Here it was 5:50 am and I was recapping my week and seeing how I could make some adjustments for the week ahead. During my assessment, it crossed my mind that I had been on quite a few dates this month, over 6 to be exact! My date was entertaining, socially conscious, enjoyed reading, beautiful, and her favorite color was Rose Gold. Imagine my surprise when I realized that over the past month I had been "going steady" with myself. Hold heartily, I believe that in creating our hierarchy we must start from within, and let that explosion happen inwardly and progress outwardly. I know what you're thinking, you've heard this whole " date yourself" concept far too many times or maybe you're like my old high school friend, who was tickled pink and shocked to see me coming out of a restaurant alone. I would advise, anyone especially single women between the ages of 25-31 to date yourself. And hold yourself to your own expectations. If your Facebook timeline looks anything like mine then you are constantly faced with the task of dealing with millions ofwedding photos, engagement pictures, and baby 1-5 announcements. And after the first 45 seconds of scrolling Facebook and Instagram it can be a tad bit depressing, if you allow it to be. Dating myself at my own level of expectation allowed me to fully value what I had to offer, and not feel like I was in a losing race against time. Now dating yourself can a be a little tricky at first and NO dating yourself is not an excuse to be lonely or anti social, it's simply a way of getting to know yourself better!
First things first, pick a date, time and place. Think of somewhere you really want to go and or have been eyeing for a while and book your reservation. Reservation for one please! Now let's keep it all the way Queenly; we all know you wouldn't allow someone to take you to Burger King for a date so pick somewhere you would really enjoy or if you're into fast food places, go ahead and "Have it Your Way".
Secondly... Get dolled up or for my fellas reading this, get suited and booted. Don't go on your date half stepping. I realize that when you look good you feel even better! It is that SIMPLE! Take your time getting ready just as if you were getting ready for a first date with that IG crush you've been eyeing all year.
Thirdly, this isn't a phone date so you won't need your phone, allow yourself a selfie in the car, and maybe a picture of the foodif it makes you feelbut other than that this date is a " No Phone Zone" so turn off your device and put it away. Easier said than done; I KNOW. But if your date was consistently checking their phone then you would be "over it" so hold yourself accountable to the same standards.
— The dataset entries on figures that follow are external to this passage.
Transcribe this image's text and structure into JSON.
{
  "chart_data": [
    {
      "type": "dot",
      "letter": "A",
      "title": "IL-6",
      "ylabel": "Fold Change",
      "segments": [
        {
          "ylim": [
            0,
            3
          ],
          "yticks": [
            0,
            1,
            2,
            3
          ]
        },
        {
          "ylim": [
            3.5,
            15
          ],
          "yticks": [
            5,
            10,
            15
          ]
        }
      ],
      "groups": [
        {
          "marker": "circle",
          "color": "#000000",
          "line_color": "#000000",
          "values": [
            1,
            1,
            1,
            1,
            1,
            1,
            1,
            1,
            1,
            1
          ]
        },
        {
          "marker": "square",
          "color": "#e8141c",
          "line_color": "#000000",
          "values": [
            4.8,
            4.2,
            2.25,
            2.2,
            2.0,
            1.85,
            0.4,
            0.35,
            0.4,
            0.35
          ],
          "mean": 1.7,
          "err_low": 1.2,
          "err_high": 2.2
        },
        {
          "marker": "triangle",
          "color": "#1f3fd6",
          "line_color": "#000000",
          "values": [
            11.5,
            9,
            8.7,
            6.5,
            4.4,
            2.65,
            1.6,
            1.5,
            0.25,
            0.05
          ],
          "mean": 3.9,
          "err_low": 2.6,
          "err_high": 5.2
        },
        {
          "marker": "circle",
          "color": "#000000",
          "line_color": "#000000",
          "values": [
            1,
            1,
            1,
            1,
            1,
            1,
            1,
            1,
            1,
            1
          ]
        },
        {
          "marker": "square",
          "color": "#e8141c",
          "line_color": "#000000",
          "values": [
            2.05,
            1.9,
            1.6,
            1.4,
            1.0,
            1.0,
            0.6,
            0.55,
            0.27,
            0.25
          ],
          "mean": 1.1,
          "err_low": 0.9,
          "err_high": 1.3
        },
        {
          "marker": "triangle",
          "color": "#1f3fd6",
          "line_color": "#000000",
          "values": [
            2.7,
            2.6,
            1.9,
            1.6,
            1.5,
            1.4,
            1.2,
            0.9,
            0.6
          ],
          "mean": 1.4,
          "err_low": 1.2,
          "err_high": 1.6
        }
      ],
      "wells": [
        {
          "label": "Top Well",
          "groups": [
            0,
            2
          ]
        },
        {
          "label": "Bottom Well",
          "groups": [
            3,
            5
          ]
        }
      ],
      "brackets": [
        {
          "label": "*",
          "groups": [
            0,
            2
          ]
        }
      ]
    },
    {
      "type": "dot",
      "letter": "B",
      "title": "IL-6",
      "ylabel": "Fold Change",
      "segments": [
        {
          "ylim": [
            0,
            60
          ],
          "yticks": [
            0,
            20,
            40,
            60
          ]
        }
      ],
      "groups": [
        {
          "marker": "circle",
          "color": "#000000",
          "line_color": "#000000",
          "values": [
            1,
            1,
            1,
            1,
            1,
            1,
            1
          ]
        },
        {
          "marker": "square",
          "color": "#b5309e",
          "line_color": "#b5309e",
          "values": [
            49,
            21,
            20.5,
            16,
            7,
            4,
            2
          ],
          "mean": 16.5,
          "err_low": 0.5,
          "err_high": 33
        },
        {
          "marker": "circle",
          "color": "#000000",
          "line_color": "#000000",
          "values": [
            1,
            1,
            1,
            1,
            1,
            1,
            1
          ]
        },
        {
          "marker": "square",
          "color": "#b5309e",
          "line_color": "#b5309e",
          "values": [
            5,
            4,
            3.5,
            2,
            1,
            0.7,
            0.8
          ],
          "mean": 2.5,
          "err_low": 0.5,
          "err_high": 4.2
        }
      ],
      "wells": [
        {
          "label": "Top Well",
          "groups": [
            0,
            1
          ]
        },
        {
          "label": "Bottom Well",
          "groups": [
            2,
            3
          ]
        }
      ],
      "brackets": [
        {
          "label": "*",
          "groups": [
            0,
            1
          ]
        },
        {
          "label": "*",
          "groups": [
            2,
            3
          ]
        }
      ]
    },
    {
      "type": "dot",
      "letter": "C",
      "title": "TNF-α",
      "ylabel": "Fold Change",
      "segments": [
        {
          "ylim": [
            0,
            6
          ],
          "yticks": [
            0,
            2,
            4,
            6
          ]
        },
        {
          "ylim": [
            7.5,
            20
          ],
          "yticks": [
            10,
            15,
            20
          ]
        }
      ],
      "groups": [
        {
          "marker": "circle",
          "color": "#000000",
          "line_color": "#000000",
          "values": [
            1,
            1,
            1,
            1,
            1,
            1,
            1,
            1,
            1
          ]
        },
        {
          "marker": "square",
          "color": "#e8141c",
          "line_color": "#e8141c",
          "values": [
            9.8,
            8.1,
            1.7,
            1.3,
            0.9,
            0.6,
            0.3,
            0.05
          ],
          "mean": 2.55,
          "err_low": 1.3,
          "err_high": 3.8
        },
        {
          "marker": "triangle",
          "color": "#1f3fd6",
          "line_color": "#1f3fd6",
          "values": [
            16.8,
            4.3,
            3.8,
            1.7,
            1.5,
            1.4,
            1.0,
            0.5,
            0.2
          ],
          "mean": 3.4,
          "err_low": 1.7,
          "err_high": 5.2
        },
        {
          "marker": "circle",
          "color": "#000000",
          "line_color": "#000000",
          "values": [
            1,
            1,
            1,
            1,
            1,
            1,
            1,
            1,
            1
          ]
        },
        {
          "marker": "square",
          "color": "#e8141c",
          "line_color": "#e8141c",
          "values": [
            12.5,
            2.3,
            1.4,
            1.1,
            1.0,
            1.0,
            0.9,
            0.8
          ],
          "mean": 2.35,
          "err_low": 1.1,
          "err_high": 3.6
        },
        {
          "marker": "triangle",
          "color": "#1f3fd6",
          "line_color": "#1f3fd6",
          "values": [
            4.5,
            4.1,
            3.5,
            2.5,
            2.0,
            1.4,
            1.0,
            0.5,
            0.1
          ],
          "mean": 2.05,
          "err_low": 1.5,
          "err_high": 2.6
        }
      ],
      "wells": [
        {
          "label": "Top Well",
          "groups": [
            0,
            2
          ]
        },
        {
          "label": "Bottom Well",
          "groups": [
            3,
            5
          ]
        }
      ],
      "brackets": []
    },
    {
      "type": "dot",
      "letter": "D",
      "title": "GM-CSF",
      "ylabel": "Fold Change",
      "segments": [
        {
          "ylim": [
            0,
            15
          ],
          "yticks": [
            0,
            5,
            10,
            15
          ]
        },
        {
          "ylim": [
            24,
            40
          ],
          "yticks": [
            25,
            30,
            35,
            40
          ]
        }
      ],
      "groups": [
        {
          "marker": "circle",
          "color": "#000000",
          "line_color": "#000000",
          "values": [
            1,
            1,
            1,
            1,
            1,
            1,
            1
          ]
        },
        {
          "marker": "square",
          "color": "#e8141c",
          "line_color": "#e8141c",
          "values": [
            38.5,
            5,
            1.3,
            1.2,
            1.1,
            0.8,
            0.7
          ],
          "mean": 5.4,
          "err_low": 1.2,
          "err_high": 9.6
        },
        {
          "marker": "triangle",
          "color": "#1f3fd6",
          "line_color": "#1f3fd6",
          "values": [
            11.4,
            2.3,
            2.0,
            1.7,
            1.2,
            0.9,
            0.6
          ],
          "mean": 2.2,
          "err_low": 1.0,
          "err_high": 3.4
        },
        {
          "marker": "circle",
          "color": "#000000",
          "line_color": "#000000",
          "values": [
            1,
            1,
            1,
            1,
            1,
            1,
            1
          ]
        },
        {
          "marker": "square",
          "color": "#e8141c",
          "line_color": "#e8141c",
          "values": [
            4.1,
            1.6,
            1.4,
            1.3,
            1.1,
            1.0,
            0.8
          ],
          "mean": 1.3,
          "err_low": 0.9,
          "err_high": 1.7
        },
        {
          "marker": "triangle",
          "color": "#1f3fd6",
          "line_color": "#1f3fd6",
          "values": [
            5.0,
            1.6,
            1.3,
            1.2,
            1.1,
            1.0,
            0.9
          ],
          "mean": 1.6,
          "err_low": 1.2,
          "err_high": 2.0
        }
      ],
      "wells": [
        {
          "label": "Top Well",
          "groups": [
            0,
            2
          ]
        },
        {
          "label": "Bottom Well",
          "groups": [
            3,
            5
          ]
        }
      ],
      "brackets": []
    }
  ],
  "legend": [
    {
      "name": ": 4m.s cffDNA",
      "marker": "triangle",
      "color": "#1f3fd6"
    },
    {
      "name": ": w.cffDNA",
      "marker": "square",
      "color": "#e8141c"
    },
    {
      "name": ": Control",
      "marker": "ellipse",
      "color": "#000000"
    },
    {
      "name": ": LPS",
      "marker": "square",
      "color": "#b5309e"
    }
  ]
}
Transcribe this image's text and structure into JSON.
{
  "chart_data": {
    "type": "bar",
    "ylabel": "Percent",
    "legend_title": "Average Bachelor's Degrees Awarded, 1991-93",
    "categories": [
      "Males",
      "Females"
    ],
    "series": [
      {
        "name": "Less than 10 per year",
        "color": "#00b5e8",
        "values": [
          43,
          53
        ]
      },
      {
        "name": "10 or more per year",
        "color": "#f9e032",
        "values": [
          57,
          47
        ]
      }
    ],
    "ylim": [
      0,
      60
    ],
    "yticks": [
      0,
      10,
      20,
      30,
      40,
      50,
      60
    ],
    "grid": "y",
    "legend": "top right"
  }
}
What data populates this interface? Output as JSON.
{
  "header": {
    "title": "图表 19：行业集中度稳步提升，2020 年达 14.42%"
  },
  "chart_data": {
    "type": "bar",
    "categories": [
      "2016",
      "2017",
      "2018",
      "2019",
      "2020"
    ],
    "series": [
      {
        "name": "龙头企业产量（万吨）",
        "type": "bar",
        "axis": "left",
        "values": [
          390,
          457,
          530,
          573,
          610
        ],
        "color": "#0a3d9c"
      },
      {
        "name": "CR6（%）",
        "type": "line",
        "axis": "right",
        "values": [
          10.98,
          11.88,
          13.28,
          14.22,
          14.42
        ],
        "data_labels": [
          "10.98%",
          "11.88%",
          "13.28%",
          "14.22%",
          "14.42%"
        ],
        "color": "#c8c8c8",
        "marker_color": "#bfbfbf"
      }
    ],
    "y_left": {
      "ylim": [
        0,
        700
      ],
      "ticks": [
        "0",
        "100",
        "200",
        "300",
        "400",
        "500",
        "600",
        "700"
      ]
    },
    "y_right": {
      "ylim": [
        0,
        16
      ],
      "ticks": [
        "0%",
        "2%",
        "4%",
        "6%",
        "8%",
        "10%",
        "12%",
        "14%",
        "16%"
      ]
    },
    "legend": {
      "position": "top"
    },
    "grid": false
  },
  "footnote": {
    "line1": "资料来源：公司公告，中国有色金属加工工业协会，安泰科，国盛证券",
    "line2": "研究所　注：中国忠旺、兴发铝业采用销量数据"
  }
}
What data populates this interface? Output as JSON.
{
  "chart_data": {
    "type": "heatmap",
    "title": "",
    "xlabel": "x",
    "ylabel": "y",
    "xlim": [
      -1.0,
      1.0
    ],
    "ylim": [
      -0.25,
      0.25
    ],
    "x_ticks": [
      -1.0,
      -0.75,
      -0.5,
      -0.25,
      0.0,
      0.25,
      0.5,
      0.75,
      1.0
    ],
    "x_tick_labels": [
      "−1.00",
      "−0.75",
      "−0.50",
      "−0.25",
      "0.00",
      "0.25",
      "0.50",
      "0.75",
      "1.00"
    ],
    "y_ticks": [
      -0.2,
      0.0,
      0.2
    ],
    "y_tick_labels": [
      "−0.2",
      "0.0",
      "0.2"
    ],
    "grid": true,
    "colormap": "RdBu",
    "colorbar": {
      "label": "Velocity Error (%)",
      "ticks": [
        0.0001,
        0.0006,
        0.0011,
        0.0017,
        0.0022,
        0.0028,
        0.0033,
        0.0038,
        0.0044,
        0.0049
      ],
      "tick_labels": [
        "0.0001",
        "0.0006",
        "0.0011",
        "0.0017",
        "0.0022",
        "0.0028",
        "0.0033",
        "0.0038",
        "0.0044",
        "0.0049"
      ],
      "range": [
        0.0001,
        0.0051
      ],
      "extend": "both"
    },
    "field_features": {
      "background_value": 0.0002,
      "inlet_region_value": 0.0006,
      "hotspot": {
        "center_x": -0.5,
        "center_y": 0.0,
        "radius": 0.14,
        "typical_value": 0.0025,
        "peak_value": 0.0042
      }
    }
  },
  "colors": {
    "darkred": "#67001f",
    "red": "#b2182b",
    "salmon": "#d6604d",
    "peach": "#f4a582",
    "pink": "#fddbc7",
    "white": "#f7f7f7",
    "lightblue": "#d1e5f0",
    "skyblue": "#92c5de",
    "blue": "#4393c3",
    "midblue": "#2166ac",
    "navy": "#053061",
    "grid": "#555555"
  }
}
Four. Ask the questions you want to know. I mean that's why we go on dates right?!? To get to know the person on the opposite side of the table better, well imagine the person on the opposite side of the table is a mirror looking right back at you! Who are you? What do you enjoy? What are your dreams? Visions? One of the big takeaways I had in answering my first date’s questions was that a lot of my answers were outdated and antiquated, I had become so accustomedin answering them that I never really stopped to update myself about myself. My favorite color was no longer glitter but rather Rose Gold. I enjoyed more than just shopping. I had grown into a person who sought new adventures. These were just a few of my discoveries.
The more questions I asked, the more I realized how much I had grown since the last time I dated myself.I realized that my list of must haves in a mate had totally altered and overall after this my dating experience would never be the same.
Lastly, bring a journal and something to write with. You're probably thinking why?!? Well, this is your space to answer your questions and dialogue with your date. Today, get a journal and write down the list of questions below for your date. Take them with you on your date and keep yourself occupied with the" conversation". This is a great way of tracking your dating progress and even holding yourself accountable. When you get to know you better and learn how to treat you, then you are better equipped to show others how to do so. Happy dating! And remember, no “Netflix and Chill"
Until next time Queens
Create your own Hierarchy,
Date Questions
- What is your favorite color?
- What type of music could you listen to all day?
- If you only had 24 hours where would you go and why?
- Who is your all time favorite person in history? Dead or Alive
- What do you do for a living and why?
- Do you feel as though you couldn't live without what you are doing for a living?
- If you had a week off from work and an unlimited amount of money what would you do?
- If you could rate your relationship with your parents from a 1-10, what would be your number and why?
- What makes you undeniably happy?
- If you could have anything in the world to eat with no restrictions what would it be?
- Name three movies you could watch all day
- Where do you see yourself in the next 18 months?
- Who is in your circle ( friends) and why?
- Who do you call on for emergencies?
- What is your purpose in life? How did you discover it?
- What do you do to relax for the day?
- Do you consider yourself an introvert or an extrovert? Why?